Os meios pacíficos e o facto de as acções revolucionárias em que esteve envolvido nunca terem produzido vítimas é destacado por Mariana, que frisa que “o sequestro de um navio não é terrorismo”. E justifica: “O meu pai sempre disse que eram acções para chamar a atenção do estrangeiro sobre a situação de Portugal, mas com grande dose de humanismo.” Aponta exemplos: “No assalto ao Santa Maria, à entrada houve troca de tiros e houve feridos, eles pararam num porto para deixar os feridos. Não espalharam o terror. Qual é o terrorista que sequestra um barco e leva três dias a limpá-lo para o entregar?”
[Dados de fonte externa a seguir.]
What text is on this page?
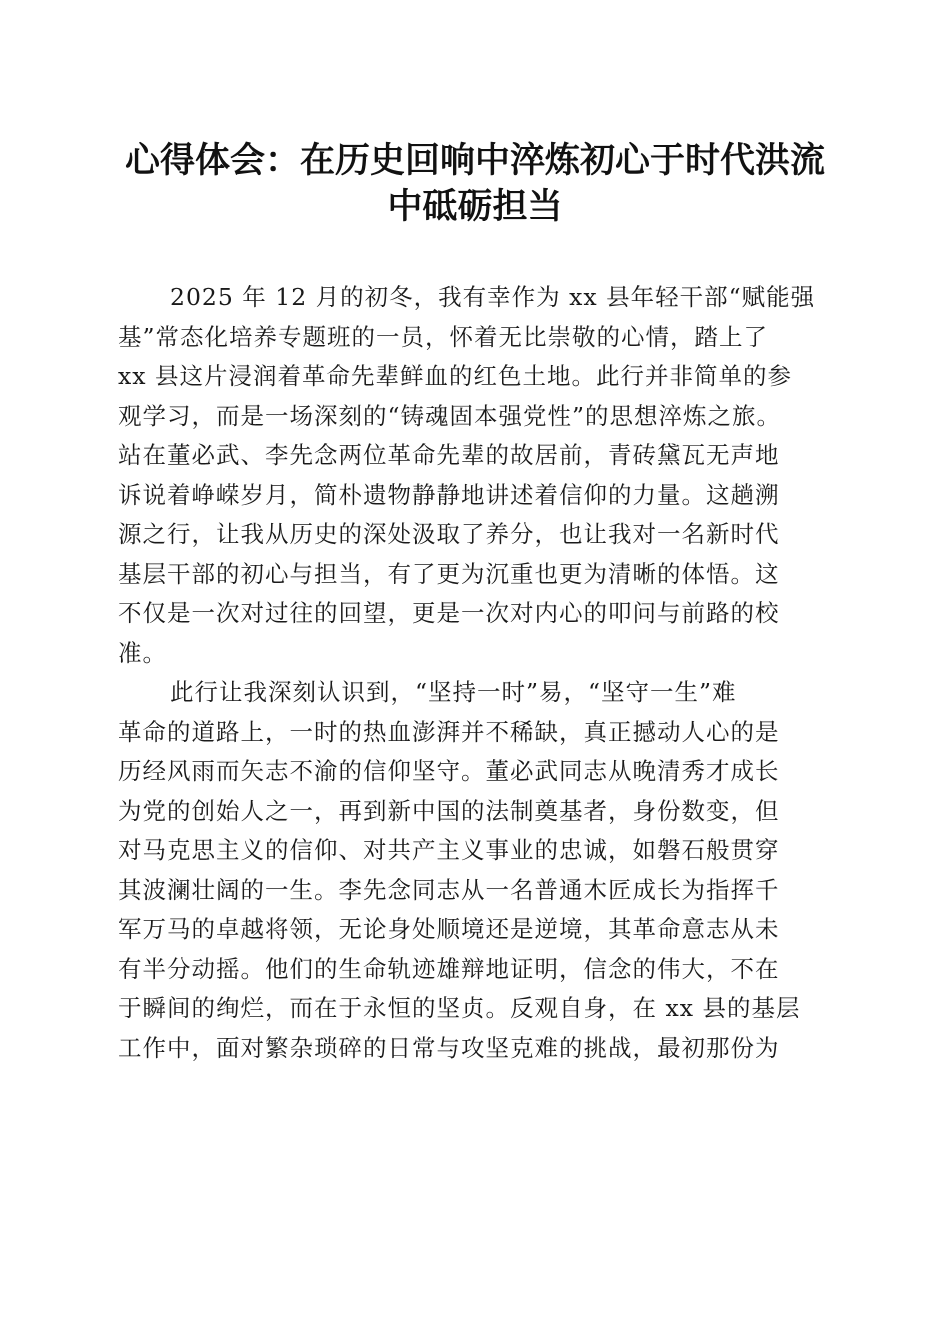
心得体会：在历史回响中淬炼初心于时代洪流
中砥砺担当
2025 年 12 月的初冬，我有幸作为 xx 县年轻干部“赋能强
基”常态化培养专题班的一员，怀着无比崇敬的心情，踏上了
xx 县这片浸润着革命先辈鲜血的红色土地。此行并非简单的参
观学习，而是一场深刻的“铸魂固本强党性”的思想淬炼之旅。
站在董必武、李先念两位革命先辈的故居前，青砖黛瓦无声地
诉说着峥嵘岁月，简朴遗物静静地讲述着信仰的力量。这趟溯
源之行，让我从历史的深处汲取了养分，也让我对一名新时代
基层干部的初心与担当，有了更为沉重也更为清晰的体悟。这
不仅是一次对过往的回望，更是一次对内心的叩问与前路的校
准。
此行让我深刻认识到，“坚持一时”易，“坚守一生”难
革命的道路上，一时的热血澎湃并不稀缺，真正撼动人心的是
历经风雨而矢志不渝的信仰坚守。董必武同志从晚清秀才成长
为党的创始人之一，再到新中国的法制奠基者，身份数变，但
对马克思主义的信仰、对共产主义事业的忠诚，如磐石般贯穿
其波澜壮阔的一生。李先念同志从一名普通木匠成长为指挥千
军万马的卓越将领，无论身处顺境还是逆境，其革命意志从未
有半分动摇。他们的生命轨迹雄辩地证明，信念的伟大，不在
于瞬间的绚烂，而在于永恒的坚贞。反观自身，在 xx 县的基层
工作中，面对繁杂琐碎的日常与攻坚克难的挑战，最初那份为
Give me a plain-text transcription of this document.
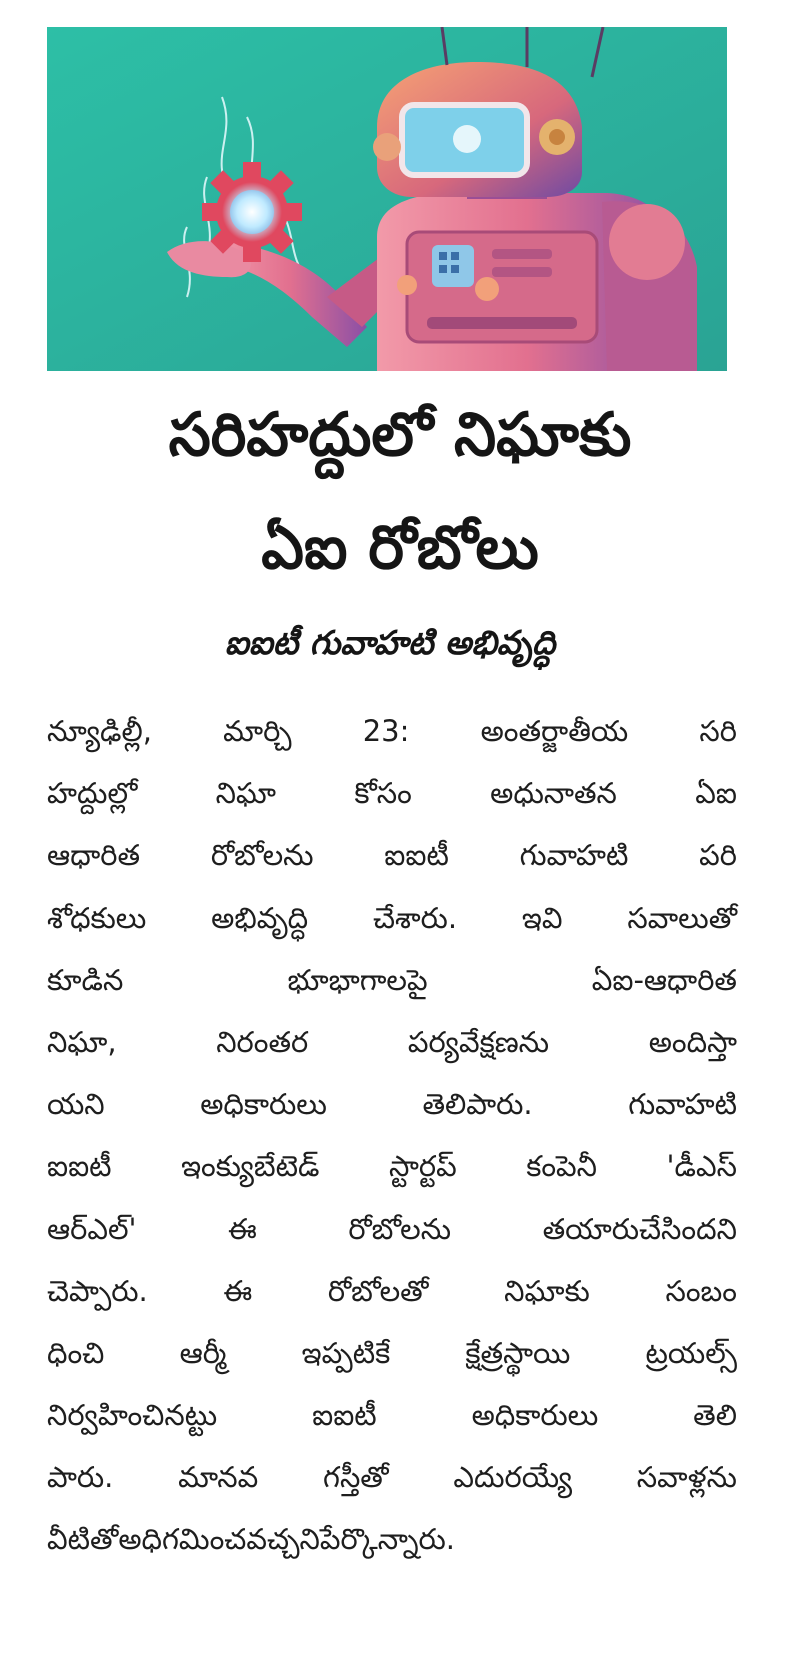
సరిహద్దులో నిఘాకు
ఏఐ రోబోలు
ఐఐటీ గువాహటి అభివృద్ధి
న్యూఢిల్లీ, మార్చి 23: అంతర్జాతీయ సరి
హద్దుల్లో	నిఘా	కోసం	అధునాతన	ఏఐ
ఆధారిత రోబోలను ఐఐటీ గువాహటి పరి
శోధకులు అభివృద్ధి చేశారు. ఇవి సవాలుతో
కూడిన	భూభాగాలపై	ఏఐ-ఆధారిత
నిఘా,	నిరంతర	పర్యవేక్షణను	అందిస్తా
యని	అధికారులు	తెలిపారు.	గువాహటి
ఐఐటీ ఇంక్యుబేటెడ్ స్టార్టప్ కంపెనీ 'డీఎస్
ఆర్ఎల్'	ఈ	రోబోలను	తయారుచేసిందని
చెప్పారు.	ఈ	రోబోలతో	నిఘాకు	సంబం
ధించి	ఆర్మీ	ఇప్పటికే	క్షేత్రస్థాయి	ట్రయల్స్
నిర్వహించినట్టు	ఐఐటీ	అధికారులు	తెలి
పారు. మానవ గస్తీతో ఎదురయ్యే సవాళ్లను
వీటితో అధిగమించవచ్చని పేర్కొన్నారు.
Quanto à ocupação da herdade Torre Bela, Mariana é lapidar: “Tenho o maior orgulho pelo que o meu pai fez na reforma agrária.” Lembra que a mãe conta que “era difícil gerir Torre Bela porque as pessoas eram alcoólicas, antes eram pagas em vinho, não resistiam às ordens, eram malnutridas”. E defende que é ouvindo falar sobre esses momentos que “uma pessoa percebe como o país era há 40 anos, a nível da pobreza, da desigualdade”, pelo que “é extraordinário que as pessoas se tenham conseguido organizar em torno de um projecto e conseguido algo para si”. E conclui: “Eu, como qualquer pessoa que não viveu o 25 de Abril nem o PREC, olho para aquela experiência com inveja.”

Também Joana tem na ocupação da Torre Bela uma referência. “Independentemente da participação do meu pai e da minha mãe na ocupação da Torre Bela, a Reforma Agrária faz parte do imaginário de uma geração que é a minha e que não viveu aquilo e de facto não sabe o que aconteceu. Além da importância histórica, aqueles momentos foram protagonizados por pessoas, tiveram avanços e recuos, houve dificuldades.”

Contudo, as adversidades do quotidiano de quem viveu a ocupação da Torre Bela, não alteram a simbologia daquela ocupação e Joana é peremptória a salientá-la. “Há uma geração que vive o sonho de poder viver um sonho daqueles. Um momento em que deixamos de ser uns jovens loucos e passamos a fazer parte de uma maioria. Claro que ninguém de uma geração que aspira ao socialismo, que se define como de esquerda, não desejaria e passaria ao lado de uma experiência daquelas. É uma escola.” E pergunta: “Que revolucionário não sonha viver a revolução?